The state in May closed the last of its developmental centers, having spent tens of millions of dollars to shift services from massive institutions to home and community-based care settings for thousands of Tennessee's most vulnerable citizens.
"We have fundamentally changed the way we serve some of our most vulnerable citizens in Tennessee," Haslam said in a news release. "I'm grateful for the tireless work of so many people to get to this point and ultimately improve the lives of thousands of Tennesseans with intellectual and developmental disabilities."
State officials say that as a result of the litigation, it now has nationally recognized "quality assurance and protection from harm programs" that support people with intellectual disabilities.
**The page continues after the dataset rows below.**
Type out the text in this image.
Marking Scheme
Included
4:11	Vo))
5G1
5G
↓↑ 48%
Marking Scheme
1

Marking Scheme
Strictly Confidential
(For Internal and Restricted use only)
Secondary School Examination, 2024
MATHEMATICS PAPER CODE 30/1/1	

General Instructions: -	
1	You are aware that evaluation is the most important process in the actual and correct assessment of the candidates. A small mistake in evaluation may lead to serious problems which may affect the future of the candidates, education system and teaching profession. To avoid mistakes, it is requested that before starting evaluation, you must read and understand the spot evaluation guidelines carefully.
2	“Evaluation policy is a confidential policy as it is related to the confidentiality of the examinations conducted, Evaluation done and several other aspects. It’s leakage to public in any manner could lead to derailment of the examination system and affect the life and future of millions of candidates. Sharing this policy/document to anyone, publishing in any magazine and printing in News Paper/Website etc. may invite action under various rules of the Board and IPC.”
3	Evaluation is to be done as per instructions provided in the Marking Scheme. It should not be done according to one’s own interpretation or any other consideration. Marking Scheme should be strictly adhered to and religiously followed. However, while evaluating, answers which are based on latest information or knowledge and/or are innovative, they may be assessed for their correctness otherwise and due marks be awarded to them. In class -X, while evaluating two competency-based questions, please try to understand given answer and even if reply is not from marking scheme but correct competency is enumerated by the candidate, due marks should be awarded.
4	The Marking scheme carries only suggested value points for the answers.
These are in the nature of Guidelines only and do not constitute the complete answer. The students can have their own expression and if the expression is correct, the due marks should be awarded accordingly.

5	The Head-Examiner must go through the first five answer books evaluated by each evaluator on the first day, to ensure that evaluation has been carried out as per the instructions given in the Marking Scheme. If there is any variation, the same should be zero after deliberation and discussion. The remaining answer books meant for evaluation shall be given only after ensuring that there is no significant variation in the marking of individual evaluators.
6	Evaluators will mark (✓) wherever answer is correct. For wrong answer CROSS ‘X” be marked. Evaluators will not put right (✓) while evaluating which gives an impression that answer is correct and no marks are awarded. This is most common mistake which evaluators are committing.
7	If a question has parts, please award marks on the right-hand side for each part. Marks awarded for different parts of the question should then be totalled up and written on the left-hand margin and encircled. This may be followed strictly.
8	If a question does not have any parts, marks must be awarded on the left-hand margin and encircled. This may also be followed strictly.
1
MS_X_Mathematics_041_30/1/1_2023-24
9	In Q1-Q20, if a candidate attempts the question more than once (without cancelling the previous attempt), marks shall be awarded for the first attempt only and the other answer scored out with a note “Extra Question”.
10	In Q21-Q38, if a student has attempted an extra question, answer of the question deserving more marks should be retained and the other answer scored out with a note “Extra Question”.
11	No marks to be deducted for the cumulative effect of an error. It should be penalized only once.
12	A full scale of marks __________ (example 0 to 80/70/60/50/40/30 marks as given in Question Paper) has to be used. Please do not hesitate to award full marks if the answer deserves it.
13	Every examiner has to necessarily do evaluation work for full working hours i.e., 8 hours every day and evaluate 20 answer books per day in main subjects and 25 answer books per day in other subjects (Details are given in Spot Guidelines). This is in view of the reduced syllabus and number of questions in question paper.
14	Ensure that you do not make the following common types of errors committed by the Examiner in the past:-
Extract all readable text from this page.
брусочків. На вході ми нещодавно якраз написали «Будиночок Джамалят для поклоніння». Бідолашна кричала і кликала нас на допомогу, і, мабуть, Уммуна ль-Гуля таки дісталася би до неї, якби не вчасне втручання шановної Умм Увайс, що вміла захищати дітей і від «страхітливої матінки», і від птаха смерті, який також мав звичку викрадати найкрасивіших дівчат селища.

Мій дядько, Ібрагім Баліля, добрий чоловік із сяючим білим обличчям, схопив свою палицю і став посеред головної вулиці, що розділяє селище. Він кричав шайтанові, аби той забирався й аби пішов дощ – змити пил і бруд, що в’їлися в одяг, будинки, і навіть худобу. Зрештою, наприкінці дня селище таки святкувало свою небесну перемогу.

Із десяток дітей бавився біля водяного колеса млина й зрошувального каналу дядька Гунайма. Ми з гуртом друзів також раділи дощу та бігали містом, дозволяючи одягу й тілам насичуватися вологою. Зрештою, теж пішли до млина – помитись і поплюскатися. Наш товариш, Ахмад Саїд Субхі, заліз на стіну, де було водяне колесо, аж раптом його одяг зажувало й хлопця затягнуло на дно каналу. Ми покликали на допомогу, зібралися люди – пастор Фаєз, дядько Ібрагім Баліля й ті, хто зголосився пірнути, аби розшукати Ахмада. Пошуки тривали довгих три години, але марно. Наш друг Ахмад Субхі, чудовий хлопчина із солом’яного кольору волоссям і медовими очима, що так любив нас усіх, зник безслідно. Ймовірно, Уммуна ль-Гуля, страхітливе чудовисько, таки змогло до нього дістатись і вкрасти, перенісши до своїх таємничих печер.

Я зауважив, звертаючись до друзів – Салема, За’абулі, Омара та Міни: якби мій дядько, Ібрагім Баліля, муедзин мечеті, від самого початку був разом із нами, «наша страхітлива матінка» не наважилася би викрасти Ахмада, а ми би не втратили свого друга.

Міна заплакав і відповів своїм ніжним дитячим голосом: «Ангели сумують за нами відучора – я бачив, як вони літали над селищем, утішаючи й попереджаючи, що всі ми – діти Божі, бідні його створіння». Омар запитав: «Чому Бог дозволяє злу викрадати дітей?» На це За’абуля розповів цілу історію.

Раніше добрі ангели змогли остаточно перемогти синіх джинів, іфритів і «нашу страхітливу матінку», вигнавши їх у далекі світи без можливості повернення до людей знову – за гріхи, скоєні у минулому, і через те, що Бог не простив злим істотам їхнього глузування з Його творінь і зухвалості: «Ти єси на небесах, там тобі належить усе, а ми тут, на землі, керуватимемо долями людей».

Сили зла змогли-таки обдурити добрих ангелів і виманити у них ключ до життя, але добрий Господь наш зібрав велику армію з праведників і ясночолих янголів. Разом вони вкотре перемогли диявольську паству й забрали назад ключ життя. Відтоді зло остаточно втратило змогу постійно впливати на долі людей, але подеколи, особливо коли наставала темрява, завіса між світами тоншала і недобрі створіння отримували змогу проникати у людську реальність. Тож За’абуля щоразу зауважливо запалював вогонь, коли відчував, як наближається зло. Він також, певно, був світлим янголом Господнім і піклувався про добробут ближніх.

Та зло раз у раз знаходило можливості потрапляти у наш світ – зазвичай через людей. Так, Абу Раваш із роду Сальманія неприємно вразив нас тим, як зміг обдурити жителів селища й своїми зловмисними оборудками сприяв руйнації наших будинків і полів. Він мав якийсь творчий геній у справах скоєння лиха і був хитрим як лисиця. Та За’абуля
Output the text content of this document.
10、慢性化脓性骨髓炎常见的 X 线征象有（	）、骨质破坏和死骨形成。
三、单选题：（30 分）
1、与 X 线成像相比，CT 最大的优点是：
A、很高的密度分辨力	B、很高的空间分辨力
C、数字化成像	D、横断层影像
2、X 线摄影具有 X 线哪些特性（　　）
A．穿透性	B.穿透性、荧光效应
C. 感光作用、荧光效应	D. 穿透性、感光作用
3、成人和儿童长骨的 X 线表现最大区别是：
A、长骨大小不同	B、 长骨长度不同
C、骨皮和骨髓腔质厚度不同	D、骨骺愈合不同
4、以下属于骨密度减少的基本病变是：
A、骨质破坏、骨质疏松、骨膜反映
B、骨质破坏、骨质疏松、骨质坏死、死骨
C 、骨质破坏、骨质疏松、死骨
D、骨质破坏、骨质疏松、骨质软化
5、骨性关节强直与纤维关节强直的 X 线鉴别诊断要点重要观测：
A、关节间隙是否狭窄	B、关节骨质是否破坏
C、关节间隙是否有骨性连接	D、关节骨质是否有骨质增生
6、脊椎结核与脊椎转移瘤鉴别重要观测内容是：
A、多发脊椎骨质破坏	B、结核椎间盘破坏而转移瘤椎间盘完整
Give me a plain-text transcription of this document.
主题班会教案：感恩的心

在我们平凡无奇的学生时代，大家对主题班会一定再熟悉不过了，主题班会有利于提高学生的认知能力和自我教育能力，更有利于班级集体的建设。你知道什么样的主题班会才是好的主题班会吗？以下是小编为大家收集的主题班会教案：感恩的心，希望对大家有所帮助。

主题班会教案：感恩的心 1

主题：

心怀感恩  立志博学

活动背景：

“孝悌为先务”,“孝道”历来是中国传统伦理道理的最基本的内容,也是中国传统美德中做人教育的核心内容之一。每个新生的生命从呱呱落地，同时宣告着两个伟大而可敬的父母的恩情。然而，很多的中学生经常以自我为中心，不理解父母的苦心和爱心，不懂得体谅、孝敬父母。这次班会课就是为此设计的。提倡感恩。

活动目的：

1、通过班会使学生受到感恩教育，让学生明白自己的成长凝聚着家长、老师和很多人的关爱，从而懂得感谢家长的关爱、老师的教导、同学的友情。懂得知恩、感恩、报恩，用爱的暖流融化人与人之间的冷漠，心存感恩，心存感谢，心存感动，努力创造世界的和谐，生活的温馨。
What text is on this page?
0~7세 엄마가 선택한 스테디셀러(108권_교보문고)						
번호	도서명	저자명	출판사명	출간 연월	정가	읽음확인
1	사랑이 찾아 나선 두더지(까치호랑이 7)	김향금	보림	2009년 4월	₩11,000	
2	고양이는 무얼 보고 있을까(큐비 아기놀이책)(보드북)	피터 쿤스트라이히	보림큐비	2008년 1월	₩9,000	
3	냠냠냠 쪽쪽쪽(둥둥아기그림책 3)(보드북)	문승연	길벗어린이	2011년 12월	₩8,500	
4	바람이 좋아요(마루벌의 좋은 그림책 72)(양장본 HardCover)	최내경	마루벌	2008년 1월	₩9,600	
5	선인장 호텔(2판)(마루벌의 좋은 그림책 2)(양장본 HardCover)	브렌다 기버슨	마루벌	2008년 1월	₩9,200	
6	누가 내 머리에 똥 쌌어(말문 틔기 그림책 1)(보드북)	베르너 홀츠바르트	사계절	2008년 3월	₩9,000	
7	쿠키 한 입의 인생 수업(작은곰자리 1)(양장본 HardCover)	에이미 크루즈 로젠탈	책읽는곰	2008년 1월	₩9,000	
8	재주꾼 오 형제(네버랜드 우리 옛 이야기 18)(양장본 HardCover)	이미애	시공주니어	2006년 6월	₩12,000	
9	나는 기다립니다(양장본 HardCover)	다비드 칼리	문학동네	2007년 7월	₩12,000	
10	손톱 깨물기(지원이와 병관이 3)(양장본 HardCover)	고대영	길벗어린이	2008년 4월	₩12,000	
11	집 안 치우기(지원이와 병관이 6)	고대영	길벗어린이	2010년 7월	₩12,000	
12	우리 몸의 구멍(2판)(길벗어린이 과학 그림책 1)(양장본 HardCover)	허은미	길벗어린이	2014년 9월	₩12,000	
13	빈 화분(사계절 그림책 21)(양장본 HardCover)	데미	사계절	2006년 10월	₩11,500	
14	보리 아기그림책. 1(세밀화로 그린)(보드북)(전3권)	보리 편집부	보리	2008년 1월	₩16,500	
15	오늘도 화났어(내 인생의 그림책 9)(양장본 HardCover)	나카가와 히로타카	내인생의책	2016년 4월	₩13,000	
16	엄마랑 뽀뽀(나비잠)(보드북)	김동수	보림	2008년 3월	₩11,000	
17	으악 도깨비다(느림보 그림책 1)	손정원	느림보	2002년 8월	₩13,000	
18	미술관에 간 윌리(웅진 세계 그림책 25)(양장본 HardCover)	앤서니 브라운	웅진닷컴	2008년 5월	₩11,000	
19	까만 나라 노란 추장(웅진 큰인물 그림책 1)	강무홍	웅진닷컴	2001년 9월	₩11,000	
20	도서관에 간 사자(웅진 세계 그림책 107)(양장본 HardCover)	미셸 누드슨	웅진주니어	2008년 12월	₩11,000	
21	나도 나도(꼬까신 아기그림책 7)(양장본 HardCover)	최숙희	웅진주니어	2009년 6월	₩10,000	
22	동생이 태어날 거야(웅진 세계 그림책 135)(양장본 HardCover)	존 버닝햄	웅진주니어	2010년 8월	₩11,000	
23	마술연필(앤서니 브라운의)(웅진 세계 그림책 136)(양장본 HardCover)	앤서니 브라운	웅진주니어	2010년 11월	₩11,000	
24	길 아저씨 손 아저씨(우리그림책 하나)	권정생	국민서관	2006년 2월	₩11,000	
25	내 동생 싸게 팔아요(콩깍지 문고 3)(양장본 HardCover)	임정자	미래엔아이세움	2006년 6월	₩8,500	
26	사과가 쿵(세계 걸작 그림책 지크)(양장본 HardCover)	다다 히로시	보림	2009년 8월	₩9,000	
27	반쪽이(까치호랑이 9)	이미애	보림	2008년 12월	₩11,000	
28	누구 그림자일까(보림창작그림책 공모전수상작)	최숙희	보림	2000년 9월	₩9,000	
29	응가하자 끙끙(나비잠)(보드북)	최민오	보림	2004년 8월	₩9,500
In fact, the administration says, Tennessee's programs have become a national model.
People First of Tennessee filed the lawsuit in 1995. Alarmed federal officials later filed its own case over dismal conditions at the state's three developmental centers: Clover Bottom Developmental Center in Nashville; Greene Valley Developmental Center in Greeneville; and Nat T. Winston Developmental Center in Bolivar.
Both cases were consolidated.
Crenshaw dismissed part of case in 2016. And just this May, the state acted on the last remaining item in the case by closing the Greene Valley Developmental Center in East Tennessee.
A separate lawsuit over Arlington Developmental Center in West Tennessee was dismissed in 2013.
"By every measure possible, the transformation has been a remarkable success," said People First of Tennessee's attorney Judith Gran said in a statement. "Tennessee has one of the best community services in the nation, providing services and support in a rich array of programs."
Commissioner Payne said in a statement that parties in the ligitation "recognize that Tennessee is providing high quality supports in the community and no longer needs court oversight.
"The path to this day has not been an easy one, and could not have been accomplished without long hours, hard work, dedication and a deep passion for the people we support shown by the employees of DIDD," Payne said.
Case dismissal was agreed to by all parties, including plaintiffs who represents hundreds of hundreds of Tennesseans with intellectual disabilities who at one time lived in one of the state institutions, as well as two parent guardian associations.
In January 2015, the parties agreed to a plan to exit the suit in which DIDD and TennCare agreed to complete nine sections of requirements. Those provisions included:
* Developing training for law enforcement officers who may come into contact with persons with intellectual and developmental disabilities;
* Authoring training for licensed physicians, caregivers and families to improve outcomes of medical care for people with disabilities;
* Revising individual support plans;
* Establishing behavioral respite homes in East and Middle Tennessee; and
* Closing Greene Valley Developmental Center.
DIDD provides administration and oversight of community-based services for approximately 8,000 Tennesseans with intellectual disabilities, as well as 4,000 individuals through the Family Support Program.
Tennessee became the first and only state service delivery system in the nation to receive Person-Centered Excellence Accreditation from the Council on Quality and Leadership, state officials say.